China’s monetary policy is on the way to being further tightened, aiming to curb the soaring debt growth especially in State-owned enterprises and local governments, a former central bank policy advisor said.
“China is wise and capable of tackling risks and challenges” even if the financial sector enters into a phase of “risk explosion”, said Li Yang, director of the National Institution for Finance and Development, or NIFD, under the Chinese Academy of Social Sciences.
Slowing down the money supply is seen as the key to easing the debt ratio, said Li, a former member of the monetary policy committee of the People’s Bank of China, or PBOC.
“Given the current relatively sufficient supplies of money and credit, a prudent and stable monetary policy stance should be taken in the future, to prevent fast expansion of leveraging.
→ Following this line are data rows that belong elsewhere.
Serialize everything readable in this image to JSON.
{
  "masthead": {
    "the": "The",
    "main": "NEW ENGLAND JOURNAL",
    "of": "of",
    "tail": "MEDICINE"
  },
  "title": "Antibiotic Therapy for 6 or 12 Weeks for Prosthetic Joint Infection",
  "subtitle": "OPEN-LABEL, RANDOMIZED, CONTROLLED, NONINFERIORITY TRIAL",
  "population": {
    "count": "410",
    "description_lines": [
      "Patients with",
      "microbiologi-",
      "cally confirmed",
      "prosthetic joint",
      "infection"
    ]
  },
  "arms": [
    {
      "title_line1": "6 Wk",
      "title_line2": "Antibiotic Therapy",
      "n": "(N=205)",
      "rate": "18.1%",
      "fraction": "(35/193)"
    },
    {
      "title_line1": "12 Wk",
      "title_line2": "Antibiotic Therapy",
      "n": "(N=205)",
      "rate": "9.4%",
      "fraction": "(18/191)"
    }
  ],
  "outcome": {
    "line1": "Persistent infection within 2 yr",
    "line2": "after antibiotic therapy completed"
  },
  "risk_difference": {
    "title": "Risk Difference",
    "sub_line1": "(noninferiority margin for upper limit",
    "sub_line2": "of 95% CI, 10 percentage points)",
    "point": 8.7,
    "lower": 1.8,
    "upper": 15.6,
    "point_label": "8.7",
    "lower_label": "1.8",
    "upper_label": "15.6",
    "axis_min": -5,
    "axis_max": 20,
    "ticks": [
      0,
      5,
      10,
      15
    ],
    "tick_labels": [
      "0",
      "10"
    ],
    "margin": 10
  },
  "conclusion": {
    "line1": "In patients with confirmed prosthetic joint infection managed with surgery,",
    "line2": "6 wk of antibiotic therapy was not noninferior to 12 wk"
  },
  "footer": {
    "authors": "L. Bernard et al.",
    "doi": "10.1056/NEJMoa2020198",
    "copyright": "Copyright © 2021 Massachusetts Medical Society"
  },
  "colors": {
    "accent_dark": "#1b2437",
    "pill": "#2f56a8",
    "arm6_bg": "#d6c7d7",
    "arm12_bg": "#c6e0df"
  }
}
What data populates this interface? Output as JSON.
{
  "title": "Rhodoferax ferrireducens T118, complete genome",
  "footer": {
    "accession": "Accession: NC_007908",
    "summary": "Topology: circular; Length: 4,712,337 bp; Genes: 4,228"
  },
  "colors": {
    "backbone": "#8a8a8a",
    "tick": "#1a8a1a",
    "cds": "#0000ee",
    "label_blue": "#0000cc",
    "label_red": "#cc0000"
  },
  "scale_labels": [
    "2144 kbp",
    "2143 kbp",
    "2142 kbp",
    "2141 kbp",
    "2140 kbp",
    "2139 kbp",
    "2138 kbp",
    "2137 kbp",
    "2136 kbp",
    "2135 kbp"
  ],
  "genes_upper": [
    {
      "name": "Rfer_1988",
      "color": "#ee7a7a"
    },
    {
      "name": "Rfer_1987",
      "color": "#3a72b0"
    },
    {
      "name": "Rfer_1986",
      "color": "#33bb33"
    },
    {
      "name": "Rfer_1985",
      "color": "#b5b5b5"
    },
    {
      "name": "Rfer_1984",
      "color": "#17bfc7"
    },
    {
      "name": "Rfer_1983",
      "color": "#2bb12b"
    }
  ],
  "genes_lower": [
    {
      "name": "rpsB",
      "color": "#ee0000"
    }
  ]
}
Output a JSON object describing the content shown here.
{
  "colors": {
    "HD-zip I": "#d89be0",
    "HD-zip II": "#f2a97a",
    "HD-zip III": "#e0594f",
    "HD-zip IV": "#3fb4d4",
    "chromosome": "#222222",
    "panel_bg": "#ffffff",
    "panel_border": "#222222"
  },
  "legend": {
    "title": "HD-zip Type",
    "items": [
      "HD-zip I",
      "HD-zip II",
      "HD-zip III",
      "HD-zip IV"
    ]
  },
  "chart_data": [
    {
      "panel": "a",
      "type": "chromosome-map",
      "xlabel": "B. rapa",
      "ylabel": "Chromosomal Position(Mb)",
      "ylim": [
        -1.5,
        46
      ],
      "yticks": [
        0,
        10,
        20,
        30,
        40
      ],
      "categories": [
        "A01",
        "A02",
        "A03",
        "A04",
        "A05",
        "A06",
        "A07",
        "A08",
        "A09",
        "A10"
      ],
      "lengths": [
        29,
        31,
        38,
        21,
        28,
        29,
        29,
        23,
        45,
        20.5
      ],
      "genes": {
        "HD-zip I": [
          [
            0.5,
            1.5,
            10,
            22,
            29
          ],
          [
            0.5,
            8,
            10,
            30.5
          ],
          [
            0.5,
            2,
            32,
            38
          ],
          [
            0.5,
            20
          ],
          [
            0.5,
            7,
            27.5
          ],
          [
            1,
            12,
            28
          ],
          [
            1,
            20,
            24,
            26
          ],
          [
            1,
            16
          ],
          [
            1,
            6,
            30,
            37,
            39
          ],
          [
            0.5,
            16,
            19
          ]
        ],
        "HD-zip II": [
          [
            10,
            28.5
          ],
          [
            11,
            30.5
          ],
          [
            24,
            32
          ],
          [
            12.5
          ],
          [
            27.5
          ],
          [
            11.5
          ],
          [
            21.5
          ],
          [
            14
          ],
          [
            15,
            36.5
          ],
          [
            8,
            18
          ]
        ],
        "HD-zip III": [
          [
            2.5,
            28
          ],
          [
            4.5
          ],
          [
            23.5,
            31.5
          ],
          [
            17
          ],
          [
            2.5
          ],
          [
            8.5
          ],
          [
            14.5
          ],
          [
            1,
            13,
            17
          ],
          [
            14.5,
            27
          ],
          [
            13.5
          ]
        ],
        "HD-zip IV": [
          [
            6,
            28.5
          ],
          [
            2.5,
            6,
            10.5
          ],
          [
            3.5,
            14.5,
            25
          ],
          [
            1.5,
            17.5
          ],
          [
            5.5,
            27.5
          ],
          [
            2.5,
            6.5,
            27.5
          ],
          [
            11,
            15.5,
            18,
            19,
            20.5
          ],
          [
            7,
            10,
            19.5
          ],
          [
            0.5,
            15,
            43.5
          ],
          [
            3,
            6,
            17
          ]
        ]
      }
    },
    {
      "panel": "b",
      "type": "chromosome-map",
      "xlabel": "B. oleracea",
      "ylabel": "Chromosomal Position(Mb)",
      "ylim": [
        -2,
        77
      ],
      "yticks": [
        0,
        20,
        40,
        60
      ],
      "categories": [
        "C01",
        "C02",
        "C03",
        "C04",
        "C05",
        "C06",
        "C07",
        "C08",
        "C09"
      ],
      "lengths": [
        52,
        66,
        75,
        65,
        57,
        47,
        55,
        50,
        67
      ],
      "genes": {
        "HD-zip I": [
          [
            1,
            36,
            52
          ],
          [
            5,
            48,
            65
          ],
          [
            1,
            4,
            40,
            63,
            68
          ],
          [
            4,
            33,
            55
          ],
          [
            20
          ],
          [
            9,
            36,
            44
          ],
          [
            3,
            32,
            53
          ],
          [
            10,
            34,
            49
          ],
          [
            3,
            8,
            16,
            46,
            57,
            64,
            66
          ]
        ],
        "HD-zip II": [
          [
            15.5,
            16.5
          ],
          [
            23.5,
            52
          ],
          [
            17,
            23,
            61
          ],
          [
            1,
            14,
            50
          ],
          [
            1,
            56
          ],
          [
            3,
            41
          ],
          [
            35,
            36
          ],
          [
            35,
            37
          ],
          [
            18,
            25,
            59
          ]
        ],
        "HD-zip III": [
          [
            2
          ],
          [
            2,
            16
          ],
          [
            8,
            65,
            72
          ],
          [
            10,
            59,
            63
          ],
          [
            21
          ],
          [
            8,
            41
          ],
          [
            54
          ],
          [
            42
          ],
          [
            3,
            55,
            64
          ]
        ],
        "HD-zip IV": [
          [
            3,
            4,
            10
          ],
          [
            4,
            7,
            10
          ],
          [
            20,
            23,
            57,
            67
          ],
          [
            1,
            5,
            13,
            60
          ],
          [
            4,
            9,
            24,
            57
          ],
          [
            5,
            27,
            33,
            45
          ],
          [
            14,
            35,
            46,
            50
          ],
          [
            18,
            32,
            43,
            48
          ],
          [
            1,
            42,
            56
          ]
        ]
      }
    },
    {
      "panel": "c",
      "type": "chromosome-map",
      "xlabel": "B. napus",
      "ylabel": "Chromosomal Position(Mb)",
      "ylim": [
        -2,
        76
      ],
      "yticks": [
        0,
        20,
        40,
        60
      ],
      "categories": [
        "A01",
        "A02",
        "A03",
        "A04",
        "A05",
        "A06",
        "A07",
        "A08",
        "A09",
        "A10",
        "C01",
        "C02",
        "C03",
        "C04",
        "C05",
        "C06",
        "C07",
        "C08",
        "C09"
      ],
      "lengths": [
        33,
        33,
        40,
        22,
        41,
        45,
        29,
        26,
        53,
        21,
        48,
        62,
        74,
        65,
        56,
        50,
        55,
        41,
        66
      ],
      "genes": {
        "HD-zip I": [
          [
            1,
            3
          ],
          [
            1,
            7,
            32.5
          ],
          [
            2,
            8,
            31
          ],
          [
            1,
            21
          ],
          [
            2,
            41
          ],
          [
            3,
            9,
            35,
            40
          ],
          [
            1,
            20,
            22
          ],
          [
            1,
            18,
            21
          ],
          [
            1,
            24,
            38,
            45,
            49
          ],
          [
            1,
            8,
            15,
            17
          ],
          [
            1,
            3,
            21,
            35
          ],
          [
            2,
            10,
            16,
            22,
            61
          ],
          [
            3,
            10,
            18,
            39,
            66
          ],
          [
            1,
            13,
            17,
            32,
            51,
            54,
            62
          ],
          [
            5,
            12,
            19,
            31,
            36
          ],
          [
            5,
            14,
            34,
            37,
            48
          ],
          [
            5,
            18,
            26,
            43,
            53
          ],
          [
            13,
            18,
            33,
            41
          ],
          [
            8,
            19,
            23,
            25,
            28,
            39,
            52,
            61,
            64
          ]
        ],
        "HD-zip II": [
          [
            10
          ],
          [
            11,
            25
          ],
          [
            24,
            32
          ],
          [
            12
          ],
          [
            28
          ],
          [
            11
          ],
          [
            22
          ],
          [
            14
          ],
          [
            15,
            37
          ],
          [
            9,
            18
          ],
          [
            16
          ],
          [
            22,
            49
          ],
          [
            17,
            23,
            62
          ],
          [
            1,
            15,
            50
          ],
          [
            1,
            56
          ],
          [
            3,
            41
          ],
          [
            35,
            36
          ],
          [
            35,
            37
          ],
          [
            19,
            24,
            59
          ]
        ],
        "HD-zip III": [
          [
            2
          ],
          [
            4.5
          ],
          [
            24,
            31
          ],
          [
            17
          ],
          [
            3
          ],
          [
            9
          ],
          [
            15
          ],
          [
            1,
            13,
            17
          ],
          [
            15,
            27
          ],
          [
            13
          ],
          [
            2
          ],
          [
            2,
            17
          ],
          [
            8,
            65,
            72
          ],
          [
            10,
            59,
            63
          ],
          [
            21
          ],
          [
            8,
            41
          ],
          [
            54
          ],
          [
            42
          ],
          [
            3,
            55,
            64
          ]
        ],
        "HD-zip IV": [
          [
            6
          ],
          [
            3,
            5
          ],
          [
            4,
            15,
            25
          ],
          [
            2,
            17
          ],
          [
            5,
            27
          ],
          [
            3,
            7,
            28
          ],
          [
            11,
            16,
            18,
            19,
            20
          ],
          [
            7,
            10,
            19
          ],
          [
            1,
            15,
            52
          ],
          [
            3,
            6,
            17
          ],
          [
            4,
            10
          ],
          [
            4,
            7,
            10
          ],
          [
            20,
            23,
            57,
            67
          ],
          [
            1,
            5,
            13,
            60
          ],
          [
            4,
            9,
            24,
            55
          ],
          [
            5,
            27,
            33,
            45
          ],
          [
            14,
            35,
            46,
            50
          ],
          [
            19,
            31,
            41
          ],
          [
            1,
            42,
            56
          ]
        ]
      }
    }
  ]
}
We need to pay the price and suffer pain when we dispose of risks,” he said.
Li explained that a reasonable growth rate of money supply should basically be decided by the GDP growth rate and the inflation level.
Sun Guofeng, head of the financial research institute affiliated to the PBOC, also highlighted that the core of a “new framework” of monetary policy is to prevent financial risks, taking financial cycles as a factor in setting the goals of monetary policy.
Central banks need to raise interest rates to prevent commercial banks from taking excessive risks generated by over-lending, he said.
Sun expected that central banks of developed economies may accelerate the normalization process of their monetary policies next year, while emerging economies are expected to withdraw monetary easing policies that were enacted to tackle the global financial crisis about 10 years ago.
The growth of the country’s M2, or the broad measure of money supply, fell to a record low of 8.8 percent in October, down from 9.2 percent in September, partly because of the tightened regulation on “shadow banking”, according to PBOC data.
During the first three quarters, new yuan-denominated lending was 11.2 trillion yuan ($1.69 trillion), 998 billion yuan higher than the same period of 2016, while newly issued loans were as large as 89 percent of the total amount of last year.
“When it comes to the fourth quarter, the credit quota is limited and bank lending is less possible to maintain a fast growth,” according to a research from the NIFD.
It also showed the country’s overall financial leverage risk has dropped, mainly due to the decline of enterprises’ average debt ratio－154.8 percent in the third quarter, compared with 156.3 percent in the second quarter and 157.7 percent in the first.